Um sich auf die Bedürfnisse der Nutzer konzentrieren zu können, nimmt der Milieugestalter seine eigenen Wünsche oder Bedürfnisse zurück. Obwohl er mit künstlerischen Mitteln arbeitet, versteht er sich weniger als Künstler, sondern eher als Dienstleister, der sich bemüht, humanwissenschaftliche Erkenntnisse vor allem über visuelle Farbwirkungen im Kontext der Architektur umzusetzen. Die Arbeitsweise des Milieugestalters gelingt jedoch nur dann, wenn er bereits in einer sehr frühen Projektphase eingebunden wird. Dann kann er, ausgehend von einer mit dem Bauherrn definierten Atmosphäre und Gesamtanmutung, alle weiteren gestalterischen Maßnahmen ableiten. Dabei lautet seine wichtigste Frage: Leistet jede einzelne gestalterische Entscheidung einen substanziellen Beitrag, um die beabsichtigte Atmosphäre zu erreichen oder zu verbessern?

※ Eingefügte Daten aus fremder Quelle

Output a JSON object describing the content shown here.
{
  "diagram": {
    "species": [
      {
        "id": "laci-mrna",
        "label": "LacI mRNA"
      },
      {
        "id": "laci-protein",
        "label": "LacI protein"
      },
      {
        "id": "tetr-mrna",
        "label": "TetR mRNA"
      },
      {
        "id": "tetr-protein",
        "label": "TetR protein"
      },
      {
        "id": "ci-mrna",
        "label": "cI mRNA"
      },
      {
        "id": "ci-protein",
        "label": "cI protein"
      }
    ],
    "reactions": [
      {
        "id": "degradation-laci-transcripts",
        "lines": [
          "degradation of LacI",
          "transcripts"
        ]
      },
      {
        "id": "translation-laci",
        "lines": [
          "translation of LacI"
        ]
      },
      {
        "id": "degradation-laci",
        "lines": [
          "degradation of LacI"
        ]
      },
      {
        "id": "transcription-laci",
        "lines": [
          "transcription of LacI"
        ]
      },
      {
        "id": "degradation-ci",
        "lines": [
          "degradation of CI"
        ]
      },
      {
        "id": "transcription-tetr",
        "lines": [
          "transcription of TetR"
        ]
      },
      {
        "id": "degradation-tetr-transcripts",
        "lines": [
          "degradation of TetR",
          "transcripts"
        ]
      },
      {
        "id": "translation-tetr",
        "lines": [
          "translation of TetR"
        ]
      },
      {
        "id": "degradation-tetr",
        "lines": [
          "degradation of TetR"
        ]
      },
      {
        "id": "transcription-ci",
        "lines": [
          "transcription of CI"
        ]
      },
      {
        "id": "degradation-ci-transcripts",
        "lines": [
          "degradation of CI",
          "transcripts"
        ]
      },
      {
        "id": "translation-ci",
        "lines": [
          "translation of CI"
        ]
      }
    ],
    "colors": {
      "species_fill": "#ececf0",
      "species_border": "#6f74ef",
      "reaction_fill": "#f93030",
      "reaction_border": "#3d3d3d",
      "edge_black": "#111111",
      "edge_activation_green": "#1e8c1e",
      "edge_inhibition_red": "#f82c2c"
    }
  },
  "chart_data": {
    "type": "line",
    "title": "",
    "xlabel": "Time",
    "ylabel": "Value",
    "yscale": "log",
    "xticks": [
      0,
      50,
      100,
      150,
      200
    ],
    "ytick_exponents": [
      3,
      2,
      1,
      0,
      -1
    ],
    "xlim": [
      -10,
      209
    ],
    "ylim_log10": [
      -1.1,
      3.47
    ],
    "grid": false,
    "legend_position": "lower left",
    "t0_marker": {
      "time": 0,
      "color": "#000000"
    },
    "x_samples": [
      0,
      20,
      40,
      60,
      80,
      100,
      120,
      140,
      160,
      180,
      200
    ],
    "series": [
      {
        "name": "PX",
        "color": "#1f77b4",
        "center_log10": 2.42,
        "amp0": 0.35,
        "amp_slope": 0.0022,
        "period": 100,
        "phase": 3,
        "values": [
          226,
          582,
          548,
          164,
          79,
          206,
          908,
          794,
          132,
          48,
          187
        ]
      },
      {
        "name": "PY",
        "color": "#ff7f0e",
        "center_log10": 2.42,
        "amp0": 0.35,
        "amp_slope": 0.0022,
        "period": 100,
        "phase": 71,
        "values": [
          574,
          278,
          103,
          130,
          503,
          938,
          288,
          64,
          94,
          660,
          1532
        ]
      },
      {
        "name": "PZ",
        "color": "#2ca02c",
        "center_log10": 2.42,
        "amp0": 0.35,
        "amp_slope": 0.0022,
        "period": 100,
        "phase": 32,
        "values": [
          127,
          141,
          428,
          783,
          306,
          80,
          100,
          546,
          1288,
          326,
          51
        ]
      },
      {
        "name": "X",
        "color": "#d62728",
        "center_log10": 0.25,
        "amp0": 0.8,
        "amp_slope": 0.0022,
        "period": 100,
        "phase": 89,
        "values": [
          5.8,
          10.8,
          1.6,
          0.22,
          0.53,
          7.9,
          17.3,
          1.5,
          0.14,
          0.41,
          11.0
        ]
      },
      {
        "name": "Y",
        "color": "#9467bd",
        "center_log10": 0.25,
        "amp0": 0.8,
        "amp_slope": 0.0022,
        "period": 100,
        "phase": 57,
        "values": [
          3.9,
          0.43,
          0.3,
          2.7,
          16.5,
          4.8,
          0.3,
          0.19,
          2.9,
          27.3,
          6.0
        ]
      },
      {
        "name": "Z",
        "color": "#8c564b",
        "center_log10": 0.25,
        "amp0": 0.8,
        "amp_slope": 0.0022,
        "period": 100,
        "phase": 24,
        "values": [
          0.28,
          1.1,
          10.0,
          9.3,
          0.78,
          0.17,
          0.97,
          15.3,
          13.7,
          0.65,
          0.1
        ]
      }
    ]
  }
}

Besonderes Wissen und spezielle Erfahrung
Um professionell auf diese Weise vorgehen zu können, müssen Milieugestalter ein hohes Maß an Kreativität und Urteilsfähigkeit einbringen. Dies gelingt letztlich nur durch fortwährendes Aktualisieren der neuesten humanwissenschaftlichen Erkenntnisse und durch reflektierte Erfahrungen im Umgang mit Farbe in der Architektur.